Certainly, Baroness Greenfield and the RI have allowed themselves to be associated with climate sceptic organisations and other pro-industry campaigns. For example, the RI and Greenfield have held events with the climate-sceptical Scientific Alliance, chaired by the Baroness[43]. They also co-hosted an event with [the Exxon funded] TechCentralStation, that was co-sponsored by the [Exxon funded] International Policy Network and the Social Issues Research Centre, as I have already mentioned.[44]
Professor Greenfield is also a long-time advisor to the Social Issues Research Centre[45], and they describe her as also "centrally involved with us in the development of a Code of Practice for science and health reporting"[46]. An article in the British Medical Journal has raised serious questions about what exactly SIRC and its sister organisation MCM stand for:
"On closer inspection it transpires that this research organisation shares the same offices, directors, and leading personnel as a commercial market research company called MCM Research. Both organisations are based at 28 St Clements, Oxford, and both have social anthropologist Kate Fox and psychologist Dr Peter Marsh as directors, and Joe McCann as a research and training manager.

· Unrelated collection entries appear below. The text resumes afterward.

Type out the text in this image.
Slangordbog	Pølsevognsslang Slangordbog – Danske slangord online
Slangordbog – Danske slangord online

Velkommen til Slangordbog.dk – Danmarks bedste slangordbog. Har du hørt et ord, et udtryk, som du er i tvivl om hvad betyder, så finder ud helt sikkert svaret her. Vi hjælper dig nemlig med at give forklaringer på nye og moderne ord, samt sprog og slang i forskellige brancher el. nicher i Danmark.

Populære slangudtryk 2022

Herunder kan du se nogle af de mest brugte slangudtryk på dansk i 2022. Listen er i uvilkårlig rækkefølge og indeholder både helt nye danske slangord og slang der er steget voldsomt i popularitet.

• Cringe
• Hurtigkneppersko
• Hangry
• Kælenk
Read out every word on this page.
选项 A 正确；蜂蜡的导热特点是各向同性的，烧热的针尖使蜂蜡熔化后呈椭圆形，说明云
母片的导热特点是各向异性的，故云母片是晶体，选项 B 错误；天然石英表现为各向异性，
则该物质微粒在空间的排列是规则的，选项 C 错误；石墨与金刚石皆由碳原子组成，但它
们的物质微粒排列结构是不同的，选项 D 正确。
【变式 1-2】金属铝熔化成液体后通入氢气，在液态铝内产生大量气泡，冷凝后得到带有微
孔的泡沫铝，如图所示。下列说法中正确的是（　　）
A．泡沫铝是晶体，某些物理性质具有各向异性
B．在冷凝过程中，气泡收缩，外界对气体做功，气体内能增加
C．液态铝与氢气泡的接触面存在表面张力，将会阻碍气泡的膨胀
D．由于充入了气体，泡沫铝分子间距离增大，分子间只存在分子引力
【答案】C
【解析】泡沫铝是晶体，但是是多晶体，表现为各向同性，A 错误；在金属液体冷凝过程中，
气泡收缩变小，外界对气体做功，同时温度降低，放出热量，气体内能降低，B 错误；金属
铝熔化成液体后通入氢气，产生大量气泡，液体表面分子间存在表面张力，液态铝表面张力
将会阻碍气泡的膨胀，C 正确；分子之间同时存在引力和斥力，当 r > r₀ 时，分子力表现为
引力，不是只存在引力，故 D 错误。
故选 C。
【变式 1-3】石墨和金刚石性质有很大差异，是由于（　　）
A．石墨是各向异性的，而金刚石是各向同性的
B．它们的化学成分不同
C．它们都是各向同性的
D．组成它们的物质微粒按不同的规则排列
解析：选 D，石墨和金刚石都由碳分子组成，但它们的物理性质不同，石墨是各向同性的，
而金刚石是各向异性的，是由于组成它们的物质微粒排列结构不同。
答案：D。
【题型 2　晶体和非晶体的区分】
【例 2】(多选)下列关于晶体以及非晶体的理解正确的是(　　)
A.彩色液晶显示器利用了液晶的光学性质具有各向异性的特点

The scenario becomes even more interesting when one reads the list of MCM's clients. These include Bass Taverns, the Brewers and Licensed Retail Association, the Cider Industry Council, the Civil Aviation Authority, Conoco, Coral Racing, Grand Metropolitan Retail, the Portman Group (jointly funded by Bass, Courage, Guinness, etc), Pubmaster, Rank Leisure, and Whitbread Inns, as well as several Australian brewing concerns and several independent television companies.
The Social Issues Research Centre (whose website is at www.sirc.org) fosters the image of an ultraconcerned, public spirited group ...MCM Research, in contrast, has a commercial approach. It describes itself as an Oxford based company that specialises in applying social science to real world issues and problems. Its website ... asks: 'Do your PR initiatives sometimes look too much like PR initiatives? MCM conducts social/psychological research on the positive aspects of your business. The results do not read like PR literature, or like market research data. Our reports are credible, interesting and entertaining in their own right. This is why they capture the imagination of the media and your customers.'"
The BMJ article asked "how seriously should journalists take an attack from an organisation that is so closely linked to the drinks industry?"[47]
In another BMJ article, SIRC comes in for further criticism in an article on HRT. The article says: "HRT Aware [a pharmaceutical industry funded PR body] also commissioned the Social Issues Research Centre to produce a Jubilee Report (named to coincide with the Queen's Jubilee celebrations), which last month won a Communique award from the magazine Pharmaceutical Marketing in the public relations and medical education category"[48].